Après, ne vous mettez pas à danser la danse des canards si vous avez eu une réponse positive d'une ME, regardez ce qu'on vous propose vraiment : couverture de merde, mise en page bâclée, aucun travail éditorial, distribution sur Amazon au mieux, sinon un site inconnu, aucun travail commercial => méditez bien si ce ne serait pas plus intéressant de vous auto éditer (mais ce sera à vous de faire la partie chiante).

En revanche, une ME dans laquelle l'éditeur fait vraiment son travail, qui dispose d'une équipe pour faire un ouvrage correct, d'un service commercial et d'un réseau de diffusion, allez-y ! (mais il risquera de vous demander aussi de vous mouiller pour la promotion, et cela peut ne pas vous convenir)

Si par chance vous avez été pris par un big one (parce que votre tata/tonton/voisin(e)/marraine/amant(e) y bosse), méditez bien aussi : vaut mieux se lancer avec une petite qui va parier sur vous ou sur une grande qui va vous mettre au fond du catalogue mais va surtout se focaliser sur les stars ? (c'est une vraie question, hein ?)
Image de profil de Lux Atrée
Lux Atrée
Merci pour l’intervention, elle va dans le même sens que tout ce que j’ai lu par ailleurs.
L’analyse de Stoni (qui serait un auteur édité) est particulièrement saignante et sans concession.
Elle a le mérite de clarifier les choses : Effectivement l’éditeur est là pour faire du blé, alors que l’auteur …. est là pour faire du blé … ou bien a quelque chose à dire (j’imagine mal que les auteurs aient envie d’être aimés, mais c’est peut-être parce que je me fiche d’être aimé ou pas …)
Finalement quand on ne bénéficie d’aucune notoriété, être édité est un coup de (mal?)chance.
Il faut quand même constater que le processus qui met en contact les lecteurs et les auteurs est très incertain, de sorte que des navets vont avoir des millions de lecteurs et des perles quasiment aucuns.

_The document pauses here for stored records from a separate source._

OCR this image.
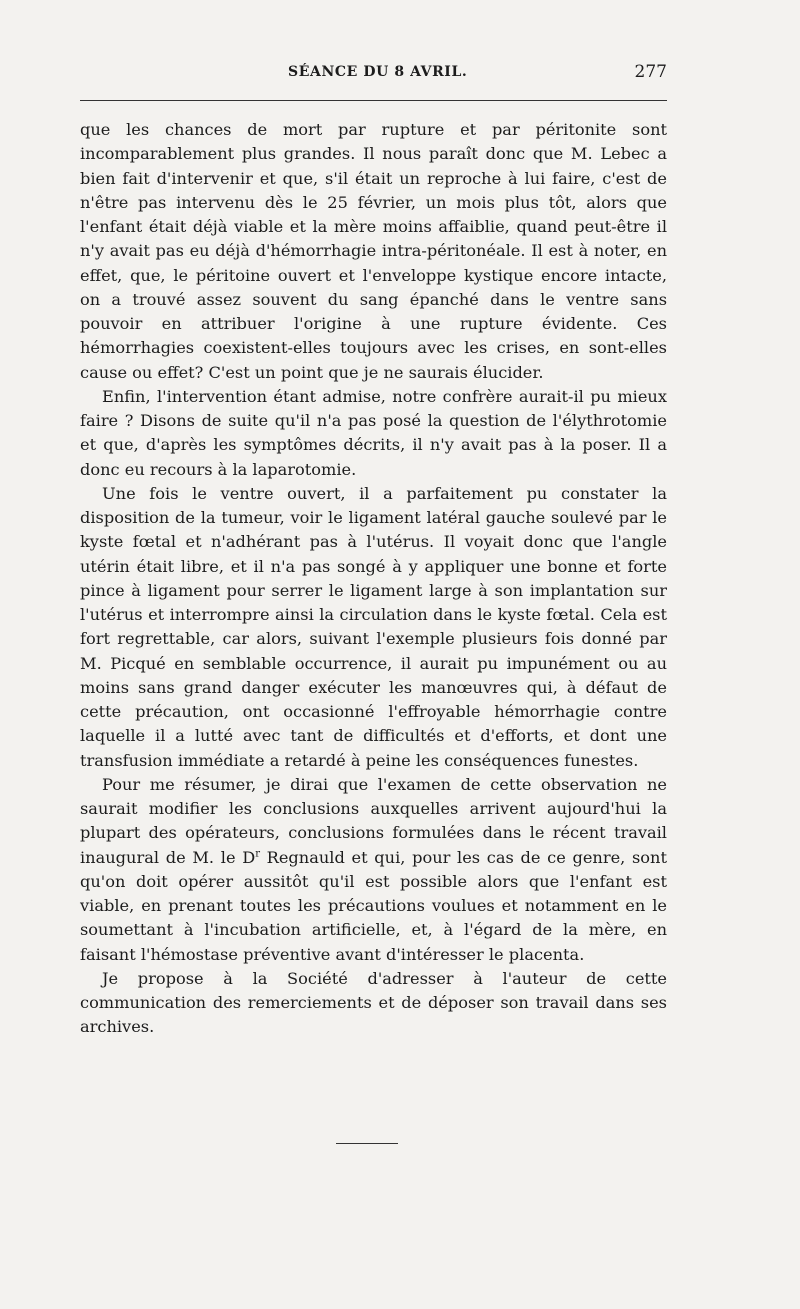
SÉANCE DU 8 AVRIL.	277

que les chances de mort par rupture et par péritonite sont incomparablement plus grandes. Il nous paraît donc que M. Lebec a bien fait d'intervenir et que, s'il était un reproche à lui faire, c'est de n'être pas intervenu dès le 25 février, un mois plus tôt, alors que l'enfant était déjà viable et la mère moins affaiblie, quand peut-être il n'y avait pas eu déjà d'hémorrhagie intra-péritonéale. Il est à noter, en effet, que, le péritoine ouvert et l'enveloppe kystique encore intacte, on a trouvé assez souvent du sang épanché dans le ventre sans pouvoir en attribuer l'origine à une rupture évidente. Ces hémorrhagies coexistent-elles toujours avec les crises, en sont-elles cause ou effet? C'est un point que je ne saurais élucider.

Enfin, l'intervention étant admise, notre confrère aurait-il pu mieux faire ? Disons de suite qu'il n'a pas posé la question de l'élythrotomie et que, d'après les symptômes décrits, il n'y avait pas à la poser. Il a donc eu recours à la laparotomie.

Une fois le ventre ouvert, il a parfaitement pu constater la disposition de la tumeur, voir le ligament latéral gauche soulevé par le kyste fœtal et n'adhérant pas à l'utérus. Il voyait donc que l'angle utérin était libre, et il n'a pas songé à y appliquer une bonne et forte pince à ligament pour serrer le ligament large à son implantation sur l'utérus et interrompre ainsi la circulation dans le kyste fœtal. Cela est fort regrettable, car alors, suivant l'exemple plusieurs fois donné par M. Picqué en semblable occurrence, il aurait pu impunément ou au moins sans grand danger exécuter les manœuvres qui, à défaut de cette précaution, ont occasionné l'effroyable hémorrhagie contre laquelle il a lutté avec tant de difficultés et d'efforts, et dont une transfusion immédiate a retardé à peine les conséquences funestes.

Pour me résumer, je dirai que l'examen de cette observation ne saurait modifier les conclusions auxquelles arrivent aujourd'hui la plupart des opérateurs, conclusions formulées dans le récent travail inaugural de M. le $D^r$ Regnauld et qui, pour les cas de ce genre, sont qu'on doit opérer aussitôt qu'il est possible alors que l'enfant est viable, en prenant toutes les précautions voulues et notamment en le soumettant à l'incubation artificielle, et, à l'égard de la mère, en faisant l'hémostase préventive avant d'intéresser le placenta.

Je propose à la Société d'adresser à l'auteur de cette communication des remerciements et de déposer son travail dans ses archives.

Image de profil de Gigi Fro
Gigi Fro
Stoni raconte son vécu qui n'a pas dû bien se passer. Si les gens sont satisfaits, ils ne vont pas écrire un blog pour dire qu'ils sont heureux chez leur éditeur :) (c'est plus simple de râler, non ?). Je connais des auteurs édités en ME et qui sont satisfaits de leur ME parce qu'ils sont bien tombés. Voilà ils écrivent leur truc, et hop envoi à l'éditeur et l'éditeur se débrouille pour faire tout ça joli et va juste contacter l'auteur pour la promo. Tout dépend des ME.

Pour l'auteur qui veut être aimé, je pense qu'il parlait de l'ego de l'auteur : l'auteur veut qu'on aime son oeuvre (pas vraiment lui). Pour nuancer la chose, l'éditeur venait d'évoquer un auteur avec qui il avait été en conflit.

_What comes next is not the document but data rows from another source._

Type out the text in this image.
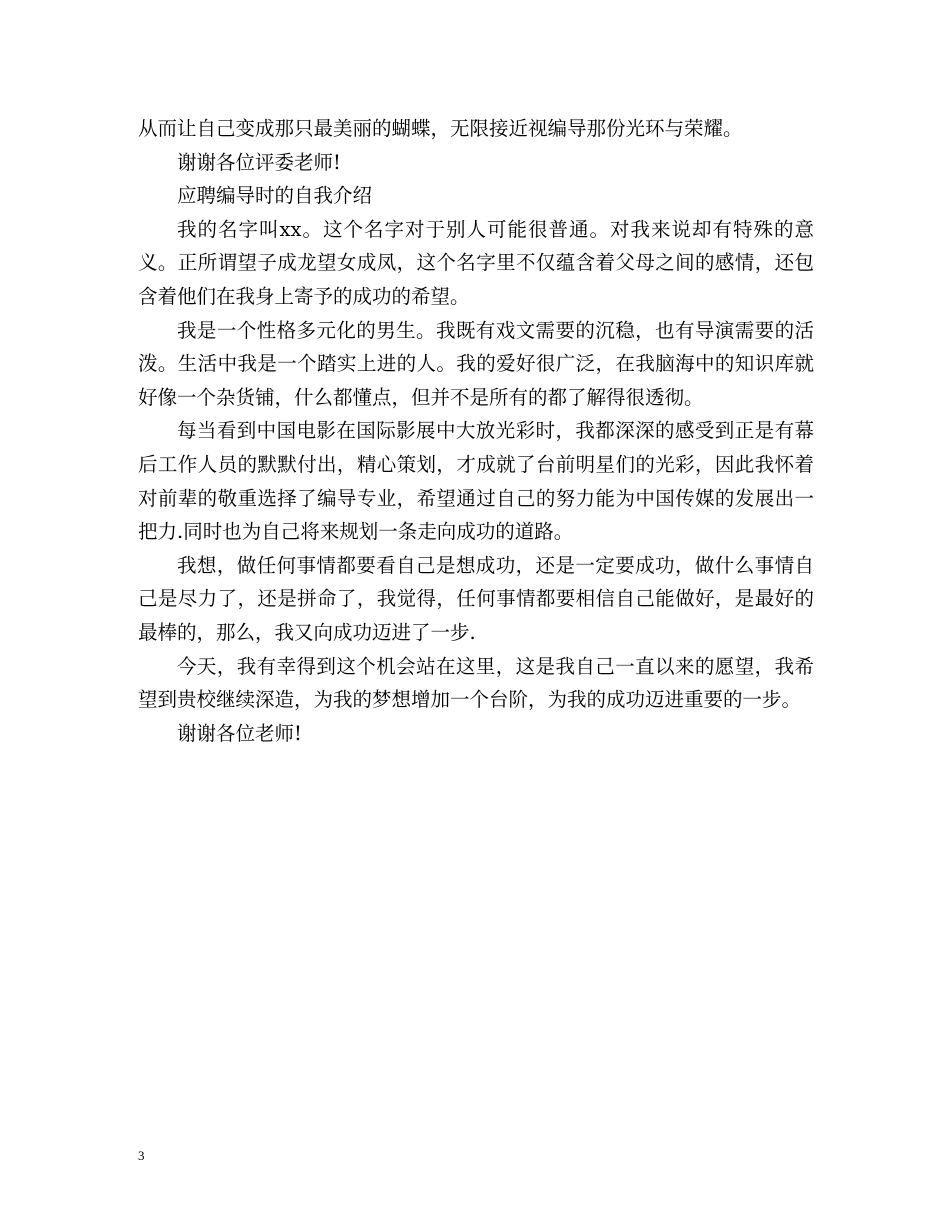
从而让自己变成那只最美丽的蝴蝶，无限接近视编导那份光环与荣耀。

谢谢各位评委老师!

应聘编导时的自我介绍

我的名字叫xx。这个名字对于别人可能很普通。对我来说却有特殊的意义。正所谓望子成龙望女成凤，这个名字里不仅蕴含着父母之间的感情，还包含着他们在我身上寄予的成功的希望。

我是一个性格多元化的男生。我既有戏文需要的沉稳，也有导演需要的活泼。生活中我是一个踏实上进的人。我的爱好很广泛，在我脑海中的知识库就好像一个杂货铺，什么都懂点，但并不是所有的都了解得很透彻。

每当看到中国电影在国际影展中大放光彩时，我都深深的感受到正是有幕后工作人员的默默付出，精心策划，才成就了台前明星们的光彩，因此我怀着对前辈的敬重选择了编导专业，希望通过自己的努力能为中国传媒的发展出一把力.同时也为自己将来规划一条走向成功的道路。

我想，做任何事情都要看自己是想成功，还是一定要成功，做什么事情自己是尽力了，还是拼命了，我觉得，任何事情都要相信自己能做好，是最好的最棒的，那么，我又向成功迈进了一步.

今天，我有幸得到这个机会站在这里，这是我自己一直以来的愿望，我希望到贵校继续深造，为我的梦想增加一个台阶，为我的成功迈进重要的一步。

谢谢各位老师!

3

Si un auteur croit qu'il va se faire du blé (surtout en publiant avec un éditeur), il sera vite déçu (5 à 10% de royalties pour un livre vendu).
Image de profil de Lux Atrée
Lux Atrée
Pour avoir pas mal écumé le blog de Stoni il y a quelque temps, je pense que Stoni a pour seule ambition de parler des choses sans faux semblant.
Si l'on en croit ce qu'il dit, il est édité et ne souhaite pas qu'on connaisse son identité pour ne pas tuer la poule aux oeufs d'or, donc ça doit se passer pas trop mal pour lui.